Is Iceland bank thawing over council money?
PUBLISHED: 16:39 26 November 2008 | UPDATED: 10:17 23 August 2010
INITIAL talks between council finance chiefs and their Icelandic creditors to recover the £920 million invested in the country s banks have been described as positive. Nick Vickers, head of financial services at Kent County Council (KCC), and a counterp
INITIAL talks between council finance chiefs and their Icelandic creditors to recover the £920 million invested in the country's banks have been described as positive.
Nick Vickers, head of financial services at Kent County Council (KCC), and a counterpart at Barnet council met with representatives from Glitnir and Landsbanki banks last Wednesday..
The meeting was the first opportunity KCC had since the crisis broke enabling it to assess its chances of retrieving invested funds.
KCC Cabinet member for finance Nick Chard said: "The meeting was the first step in a very complex process, but initial indications are positive. We are determined to follow the process through and fight to get every penny back. We cannot comment on specific details of the meeting at this stage for legal reasons, but we will continue to update Kent residents as we progress."
Jim Beattie, chairman of the Swanley Chamber of Commerce, said: "The loss of the £50 million has definitely been negative. We regularly discuss business rate rebates with the councils. I would imagine rebates would suffer from the loss.
"If there is a shortfall it is unlikely they would have a lot of money to play with."

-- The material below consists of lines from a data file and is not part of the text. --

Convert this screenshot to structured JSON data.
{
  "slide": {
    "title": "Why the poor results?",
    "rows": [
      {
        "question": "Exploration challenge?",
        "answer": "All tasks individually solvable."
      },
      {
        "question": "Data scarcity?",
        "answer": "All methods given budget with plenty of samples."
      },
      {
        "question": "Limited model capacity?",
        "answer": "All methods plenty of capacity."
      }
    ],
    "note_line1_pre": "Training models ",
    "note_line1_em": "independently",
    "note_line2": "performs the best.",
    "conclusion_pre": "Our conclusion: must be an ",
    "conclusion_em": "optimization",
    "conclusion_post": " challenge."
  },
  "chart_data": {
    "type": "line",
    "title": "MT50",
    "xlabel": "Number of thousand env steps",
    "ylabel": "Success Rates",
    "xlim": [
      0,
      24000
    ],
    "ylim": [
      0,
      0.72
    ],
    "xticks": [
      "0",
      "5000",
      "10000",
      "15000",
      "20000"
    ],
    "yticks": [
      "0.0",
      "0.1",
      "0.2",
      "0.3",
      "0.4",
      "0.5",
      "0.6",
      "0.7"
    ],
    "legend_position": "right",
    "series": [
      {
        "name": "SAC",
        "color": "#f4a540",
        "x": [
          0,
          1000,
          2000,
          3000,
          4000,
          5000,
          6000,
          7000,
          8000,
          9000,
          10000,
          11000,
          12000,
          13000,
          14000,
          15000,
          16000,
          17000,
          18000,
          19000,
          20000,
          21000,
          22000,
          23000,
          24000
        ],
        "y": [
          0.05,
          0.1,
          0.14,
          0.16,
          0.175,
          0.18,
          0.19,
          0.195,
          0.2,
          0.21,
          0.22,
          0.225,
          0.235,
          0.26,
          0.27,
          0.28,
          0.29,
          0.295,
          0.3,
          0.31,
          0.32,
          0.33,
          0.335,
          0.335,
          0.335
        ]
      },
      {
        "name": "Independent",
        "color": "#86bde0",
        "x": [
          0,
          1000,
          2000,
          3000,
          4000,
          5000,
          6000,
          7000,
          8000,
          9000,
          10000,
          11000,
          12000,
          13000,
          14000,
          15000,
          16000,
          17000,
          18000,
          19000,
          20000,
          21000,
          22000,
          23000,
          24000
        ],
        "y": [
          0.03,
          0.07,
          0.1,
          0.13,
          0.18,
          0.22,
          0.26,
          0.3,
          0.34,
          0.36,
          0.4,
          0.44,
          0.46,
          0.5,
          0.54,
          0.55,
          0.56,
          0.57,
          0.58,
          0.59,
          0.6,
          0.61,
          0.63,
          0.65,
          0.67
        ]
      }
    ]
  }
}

Mr Beattie, 56, added: "I doubt very much they will get all of it back, they may get some, but not all of it. Iceland has effectively gone bankrupt. You can't get blood out of a stone."
KCC has a total of £32 million invested in Glitnir and Landsbanki, with the remaining £18 million placed in the Heritable Bank.
But because Heritable is based in the UK it is likely that a portion of money will eventually be recovered.